Immediately after Adepticon ended, Tastytaste from Blood of Kittens posted that he had video evidence of cheating. A week later, he posted 3 unclear videos, saying they were evidence of cheating. I think this was a very weak attempt at trying to get attention.
Then, Tim posted this. I don't know about anyone else, but I fully believe this is sincere. He forfeited his Vegas ticket which was a very big thing for him to have done. I think Tastytaste owes Tim an apology.

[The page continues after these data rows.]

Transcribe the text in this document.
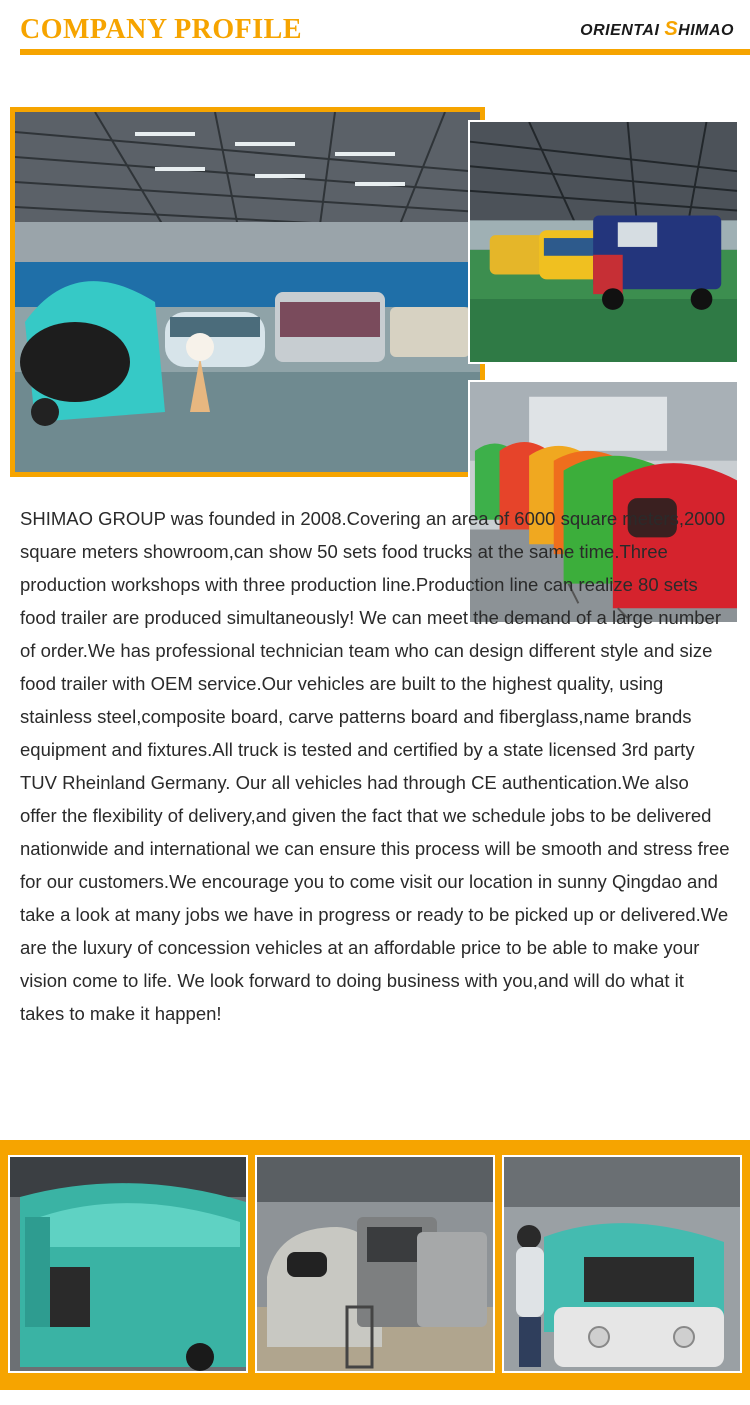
COMPANY PROFILE	ORIENTAI SHIMAO

SHIMAO GROUP was founded in 2008.Covering an area of 6000 square meters,2000 square meters showroom,can show 50 sets food trucks at the same time.Three production workshops with three production line.Production line can realize 80 sets food trailer are produced simultaneously! We can meet the demand of a large number of order.We has professional technician team who can design different style and size food trailer with OEM service.Our vehicles are built to the highest quality, using stainless steel,composite board, carve patterns board and fiberglass,name brands equipment and fixtures.All truck is tested and certified by a state licensed 3rd party TUV Rheinland Germany. Our all vehicles had through CE authentication.We also offer the flexibility of delivery,and given the fact that we schedule jobs to be delivered nationwide and international we can ensure this process will be smooth and stress free for our customers.We encourage you to come visit our location in sunny Qingdao and take a look at many jobs we have in progress or ready to be picked up or delivered.We are the luxury of concession vehicles at an affordable price to be able to make your vision come to life. We look forward to doing business with you,and will do what it takes to make it happen!
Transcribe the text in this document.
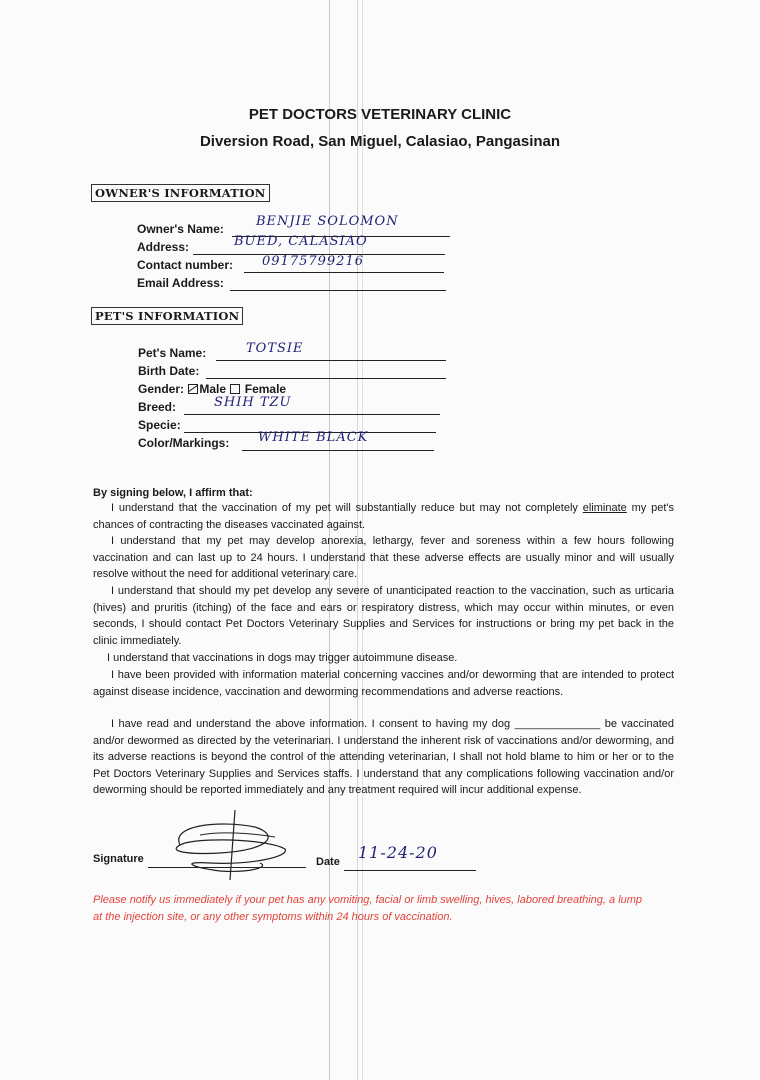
PET DOCTORS VETERINARY CLINIC
Diversion Road, San Miguel, Calasiao, Pangasinan
OWNER'S INFORMATION
Owner's Name: BENJIE SOLOMON
Address:	BUED, CALASIAO
Contact number: 09175799216
Email Address:
PET'S INFORMATION
Pet's Name:	TOTSIE
Birth Date:
Gender: Male Female
Breed:	SHIH TZU
Specie:
Color/Markings: WHITE BLACK
By signing below, I affirm that:
I understand that the vaccination of my pet will substantially reduce but may not completely eliminate my pet's chances of contracting the diseases vaccinated against.
I understand that my pet may develop anorexia, lethargy, fever and soreness within a few hours following vaccination and can last up to 24 hours. I understand that these adverse effects are usually minor and will usually resolve without the need for additional veterinary care.
I understand that should my pet develop any severe of unanticipated reaction to the vaccination, such as urticaria (hives) and pruritis (itching) of the face and ears or respiratory distress, which may occur within minutes, or even seconds, I should contact Pet Doctors Veterinary Supplies and Services for instructions or bring my pet back in the clinic immediately.
I understand that vaccinations in dogs may trigger autoimmune disease.
I have been provided with information material concerning vaccines and/or deworming that are intended to protect against disease incidence, vaccination and deworming recommendations and adverse reactions.
I have read and understand the above information. I consent to having my dog ______________ be vaccinated and/or dewormed as directed by the veterinarian. I understand the inherent risk of vaccinations and/or deworming, and its adverse reactions is beyond the control of the attending veterinarian, I shall not hold blame to him or her or to the Pet Doctors Veterinary Supplies and Services staffs. I understand that any complications following vaccination and/or deworming should be reported immediately and any treatment required will incur additional expense.
Signature	Date 11-24-20
Please notify us immediately if your pet has any vomiting, facial or limb swelling, hives, labored breathing, a lump at the injection site, or any other symptoms within 24 hours of vaccination.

I want to talk about the topic of cheating. If you see it happening you should immediately take action. Don't stare at your feet, don't take out your video camera. First what you have to do is make sure you are correct. Think the situation over for a minute and if you are confident then call the guy on it. If he persists, bring a judge over. IMO there are two main reasons why people don't do this:
a) Intimidation - This is a factor for some people, but it's really an irrational fear. I have never even heard of a situation where someone actually physically attacked another player. That would be assault and he could go to jail for it. I have experienced many times the threat of violence, heck someone threatened to punch me at a tournament a while ago when we were on the top table. But these threats never actually materialize and if you're afraid of someone you just have to get over it. I'm a skinny 5'9" guy and if intimidation has never been a problem for me it shouldn't for you.
b) People unsure of the rules - A lot of times people are not clear on the rules and this leads them to be more trusting of their opponents. They might think their opponents are making a mistake but are unsure if they are right about the rules, so they don't bother to bring it up. It's very important to learn the rules of the game inside and out so these things don't happen. I know the rules better than the back of my hand and it really helps.
If I'm in a situation where I think my opponent is doing something wrong, I do not interrupt them and I open up to the relevant rules. However, I do this such that I can keep one eye on my opponent and watch what they are doing. If I am correct, I show my opponent. If I'm wrong, I put my rulebook away and no harm has been done.